I don’t carry notebooks and I don’t consciously store ideas. I try not to think that I am a writer and I am pretty good at doing that. I don’t like writers, but then I don’t like insurance salesmen either.

I love solitude but I don’t need it to the exclusion of somebody I care for in order to get some words down. I figure if I can’t write under all circumstances, then I’m just not good enough to do it….I have written with children running about the room having at me with squirt guns….One thing does bother me, though: to overhear somebody’s loud tv, a comedy program with a laugh track.

[Writers I admire include] John Fante, Knut Hamsun, the Celine of Journey; Dostoesvsky, of course; Jeffers of the long poems only; Conrad Aiken, Catullus…not too many.

There’s too much bad poetry being written today…Bad poetry is caused by people who sit down and think, Now I am going to write a Poem…

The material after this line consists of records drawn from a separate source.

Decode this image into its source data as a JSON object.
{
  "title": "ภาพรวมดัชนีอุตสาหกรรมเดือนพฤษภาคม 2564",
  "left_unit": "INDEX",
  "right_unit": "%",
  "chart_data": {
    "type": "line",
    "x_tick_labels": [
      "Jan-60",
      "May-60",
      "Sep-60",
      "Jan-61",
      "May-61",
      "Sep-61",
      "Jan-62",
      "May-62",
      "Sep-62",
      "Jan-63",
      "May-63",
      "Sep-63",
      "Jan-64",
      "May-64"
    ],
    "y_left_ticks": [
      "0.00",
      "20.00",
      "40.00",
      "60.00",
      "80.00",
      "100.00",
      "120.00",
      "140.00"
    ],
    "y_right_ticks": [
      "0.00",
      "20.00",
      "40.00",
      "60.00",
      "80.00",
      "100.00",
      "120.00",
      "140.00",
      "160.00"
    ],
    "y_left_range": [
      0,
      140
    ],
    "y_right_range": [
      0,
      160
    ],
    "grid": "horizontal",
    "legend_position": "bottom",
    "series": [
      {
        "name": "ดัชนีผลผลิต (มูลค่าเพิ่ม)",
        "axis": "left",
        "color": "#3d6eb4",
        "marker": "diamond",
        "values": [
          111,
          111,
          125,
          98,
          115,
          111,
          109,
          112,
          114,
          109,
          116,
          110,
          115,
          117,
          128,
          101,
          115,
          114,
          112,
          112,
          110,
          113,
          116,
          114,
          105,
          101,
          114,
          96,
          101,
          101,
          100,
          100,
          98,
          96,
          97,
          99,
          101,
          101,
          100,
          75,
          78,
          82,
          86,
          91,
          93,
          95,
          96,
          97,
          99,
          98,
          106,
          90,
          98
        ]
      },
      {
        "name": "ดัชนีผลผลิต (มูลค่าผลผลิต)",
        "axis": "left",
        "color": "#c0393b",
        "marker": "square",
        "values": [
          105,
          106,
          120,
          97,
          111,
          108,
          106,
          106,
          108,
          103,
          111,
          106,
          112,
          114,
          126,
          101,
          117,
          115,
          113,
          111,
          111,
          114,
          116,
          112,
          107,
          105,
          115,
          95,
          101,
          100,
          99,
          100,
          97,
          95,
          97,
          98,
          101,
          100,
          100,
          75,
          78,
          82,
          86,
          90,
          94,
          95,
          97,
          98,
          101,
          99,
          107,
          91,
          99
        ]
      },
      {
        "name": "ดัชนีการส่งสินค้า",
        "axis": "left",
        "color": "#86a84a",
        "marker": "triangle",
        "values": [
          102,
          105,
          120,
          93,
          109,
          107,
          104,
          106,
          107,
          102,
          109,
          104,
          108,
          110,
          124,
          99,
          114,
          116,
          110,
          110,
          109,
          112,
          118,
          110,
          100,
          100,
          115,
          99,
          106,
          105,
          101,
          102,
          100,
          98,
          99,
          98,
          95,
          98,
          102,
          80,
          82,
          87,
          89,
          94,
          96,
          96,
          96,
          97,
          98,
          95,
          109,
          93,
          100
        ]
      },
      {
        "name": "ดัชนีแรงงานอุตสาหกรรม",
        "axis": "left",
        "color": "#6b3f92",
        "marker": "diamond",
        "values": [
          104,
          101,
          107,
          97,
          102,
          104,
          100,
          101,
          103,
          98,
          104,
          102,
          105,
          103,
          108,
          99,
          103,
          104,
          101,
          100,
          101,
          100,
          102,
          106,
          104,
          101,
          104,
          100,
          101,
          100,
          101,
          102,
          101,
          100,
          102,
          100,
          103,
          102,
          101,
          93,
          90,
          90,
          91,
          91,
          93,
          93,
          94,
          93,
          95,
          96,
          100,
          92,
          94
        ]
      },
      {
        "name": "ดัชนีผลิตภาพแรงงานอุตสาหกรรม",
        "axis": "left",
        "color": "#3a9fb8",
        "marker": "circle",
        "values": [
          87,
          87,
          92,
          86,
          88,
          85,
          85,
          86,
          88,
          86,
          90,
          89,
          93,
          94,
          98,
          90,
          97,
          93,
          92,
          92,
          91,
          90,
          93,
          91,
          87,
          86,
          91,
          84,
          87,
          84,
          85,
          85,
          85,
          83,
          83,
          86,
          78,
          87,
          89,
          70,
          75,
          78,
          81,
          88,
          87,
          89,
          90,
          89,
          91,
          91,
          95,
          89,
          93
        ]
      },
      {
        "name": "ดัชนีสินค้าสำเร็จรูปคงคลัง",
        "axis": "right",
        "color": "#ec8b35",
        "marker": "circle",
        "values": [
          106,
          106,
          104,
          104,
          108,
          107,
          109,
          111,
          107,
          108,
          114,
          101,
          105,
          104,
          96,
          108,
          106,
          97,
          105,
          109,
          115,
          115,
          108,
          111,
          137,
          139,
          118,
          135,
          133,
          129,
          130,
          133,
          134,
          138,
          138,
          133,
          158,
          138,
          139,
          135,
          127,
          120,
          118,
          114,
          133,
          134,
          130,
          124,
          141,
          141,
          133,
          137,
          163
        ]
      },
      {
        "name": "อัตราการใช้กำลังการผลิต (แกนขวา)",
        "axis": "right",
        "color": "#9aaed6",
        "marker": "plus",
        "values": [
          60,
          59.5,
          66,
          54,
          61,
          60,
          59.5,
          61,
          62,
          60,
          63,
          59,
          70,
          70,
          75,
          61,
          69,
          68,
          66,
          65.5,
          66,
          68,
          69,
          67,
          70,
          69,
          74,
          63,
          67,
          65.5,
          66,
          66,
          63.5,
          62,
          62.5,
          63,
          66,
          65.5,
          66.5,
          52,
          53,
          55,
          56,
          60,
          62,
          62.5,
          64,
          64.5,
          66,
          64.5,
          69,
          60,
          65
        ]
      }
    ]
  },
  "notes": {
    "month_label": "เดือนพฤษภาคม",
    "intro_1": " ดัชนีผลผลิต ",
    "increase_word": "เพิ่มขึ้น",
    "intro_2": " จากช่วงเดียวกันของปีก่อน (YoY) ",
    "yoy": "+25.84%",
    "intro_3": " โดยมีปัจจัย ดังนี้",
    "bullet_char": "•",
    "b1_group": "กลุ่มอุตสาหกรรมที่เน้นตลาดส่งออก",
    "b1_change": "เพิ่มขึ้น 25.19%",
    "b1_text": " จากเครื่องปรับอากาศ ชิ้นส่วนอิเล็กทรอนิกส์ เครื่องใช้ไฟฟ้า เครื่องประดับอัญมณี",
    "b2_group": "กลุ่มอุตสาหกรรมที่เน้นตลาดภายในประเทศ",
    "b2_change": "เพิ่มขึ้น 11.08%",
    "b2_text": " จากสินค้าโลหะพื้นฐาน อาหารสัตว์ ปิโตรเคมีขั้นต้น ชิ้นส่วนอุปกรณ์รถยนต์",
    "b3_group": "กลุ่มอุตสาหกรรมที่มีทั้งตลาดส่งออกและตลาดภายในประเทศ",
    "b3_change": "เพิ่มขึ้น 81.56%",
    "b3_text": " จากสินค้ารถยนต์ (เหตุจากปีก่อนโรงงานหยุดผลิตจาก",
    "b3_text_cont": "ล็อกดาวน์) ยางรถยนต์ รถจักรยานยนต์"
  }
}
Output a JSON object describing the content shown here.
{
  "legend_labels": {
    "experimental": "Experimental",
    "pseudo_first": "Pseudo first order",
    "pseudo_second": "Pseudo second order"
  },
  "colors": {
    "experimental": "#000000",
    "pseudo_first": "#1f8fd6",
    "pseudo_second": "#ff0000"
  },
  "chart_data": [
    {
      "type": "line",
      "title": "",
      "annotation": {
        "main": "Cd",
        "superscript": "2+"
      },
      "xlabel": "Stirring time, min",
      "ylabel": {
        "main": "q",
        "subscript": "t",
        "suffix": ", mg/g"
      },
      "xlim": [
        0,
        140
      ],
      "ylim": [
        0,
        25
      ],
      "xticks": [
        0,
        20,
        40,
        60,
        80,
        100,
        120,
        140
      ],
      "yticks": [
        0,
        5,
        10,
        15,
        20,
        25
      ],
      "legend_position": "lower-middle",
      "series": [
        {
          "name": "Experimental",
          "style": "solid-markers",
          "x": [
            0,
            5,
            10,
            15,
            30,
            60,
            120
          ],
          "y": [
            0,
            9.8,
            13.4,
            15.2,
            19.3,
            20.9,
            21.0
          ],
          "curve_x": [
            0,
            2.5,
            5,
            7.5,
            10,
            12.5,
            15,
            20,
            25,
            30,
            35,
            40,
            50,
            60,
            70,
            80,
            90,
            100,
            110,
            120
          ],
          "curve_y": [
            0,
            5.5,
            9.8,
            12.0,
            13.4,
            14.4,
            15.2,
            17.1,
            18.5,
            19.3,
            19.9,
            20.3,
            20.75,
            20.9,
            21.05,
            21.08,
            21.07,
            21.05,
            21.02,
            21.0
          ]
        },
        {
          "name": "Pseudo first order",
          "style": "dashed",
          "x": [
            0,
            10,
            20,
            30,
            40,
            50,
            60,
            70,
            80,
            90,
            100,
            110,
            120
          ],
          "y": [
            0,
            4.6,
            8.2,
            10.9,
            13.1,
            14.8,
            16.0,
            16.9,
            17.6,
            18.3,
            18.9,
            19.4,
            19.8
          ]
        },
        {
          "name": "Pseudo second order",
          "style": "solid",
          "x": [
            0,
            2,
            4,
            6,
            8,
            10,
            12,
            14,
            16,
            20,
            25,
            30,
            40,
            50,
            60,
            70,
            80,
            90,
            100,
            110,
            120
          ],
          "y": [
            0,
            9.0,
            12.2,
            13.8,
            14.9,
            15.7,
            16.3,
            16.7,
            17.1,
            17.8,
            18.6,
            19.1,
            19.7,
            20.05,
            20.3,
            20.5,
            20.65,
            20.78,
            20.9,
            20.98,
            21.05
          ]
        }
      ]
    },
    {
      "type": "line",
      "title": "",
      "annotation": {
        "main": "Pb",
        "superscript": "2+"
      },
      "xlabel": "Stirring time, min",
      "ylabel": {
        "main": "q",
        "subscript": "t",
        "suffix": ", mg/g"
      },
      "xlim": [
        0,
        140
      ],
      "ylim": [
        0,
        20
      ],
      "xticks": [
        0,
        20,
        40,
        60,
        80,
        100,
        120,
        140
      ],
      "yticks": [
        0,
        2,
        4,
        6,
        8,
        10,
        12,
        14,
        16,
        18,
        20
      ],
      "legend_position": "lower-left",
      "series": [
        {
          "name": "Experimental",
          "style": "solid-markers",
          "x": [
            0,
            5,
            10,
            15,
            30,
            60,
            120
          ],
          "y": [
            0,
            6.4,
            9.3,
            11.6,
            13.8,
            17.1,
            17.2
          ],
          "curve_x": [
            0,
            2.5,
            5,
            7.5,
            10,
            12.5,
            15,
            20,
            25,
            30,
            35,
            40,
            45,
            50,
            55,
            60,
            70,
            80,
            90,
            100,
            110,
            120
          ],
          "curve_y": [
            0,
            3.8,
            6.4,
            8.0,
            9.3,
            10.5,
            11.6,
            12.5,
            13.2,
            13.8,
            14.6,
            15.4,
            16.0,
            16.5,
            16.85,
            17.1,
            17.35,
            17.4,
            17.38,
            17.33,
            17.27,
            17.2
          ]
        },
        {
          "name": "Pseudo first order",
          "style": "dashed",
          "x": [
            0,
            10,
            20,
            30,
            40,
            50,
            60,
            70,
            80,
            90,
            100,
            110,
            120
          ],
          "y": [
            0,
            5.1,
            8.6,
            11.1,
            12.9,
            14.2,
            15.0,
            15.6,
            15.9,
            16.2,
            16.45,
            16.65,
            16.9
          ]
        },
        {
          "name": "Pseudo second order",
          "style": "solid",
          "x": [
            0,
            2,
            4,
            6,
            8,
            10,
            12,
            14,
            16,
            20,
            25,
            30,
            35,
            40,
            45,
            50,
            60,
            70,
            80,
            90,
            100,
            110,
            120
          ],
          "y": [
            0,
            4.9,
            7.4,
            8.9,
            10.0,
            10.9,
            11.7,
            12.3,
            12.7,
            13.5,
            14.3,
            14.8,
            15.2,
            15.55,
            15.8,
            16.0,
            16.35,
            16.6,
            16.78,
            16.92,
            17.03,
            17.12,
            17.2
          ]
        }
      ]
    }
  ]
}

[A poet starting out today] should realize that if he writes something and it bores him it’s going to bore many other people also. There is nothing wrong with a poetry that is entertaining and easy to understand. Genius could be the ability to say a profound thing in a simple way. He should stay the hell out of writing classes and find out what’s happening around the corner. And bad luck for the young poet would be a rich father, an early marriage, an early success or the ability to do anything very well.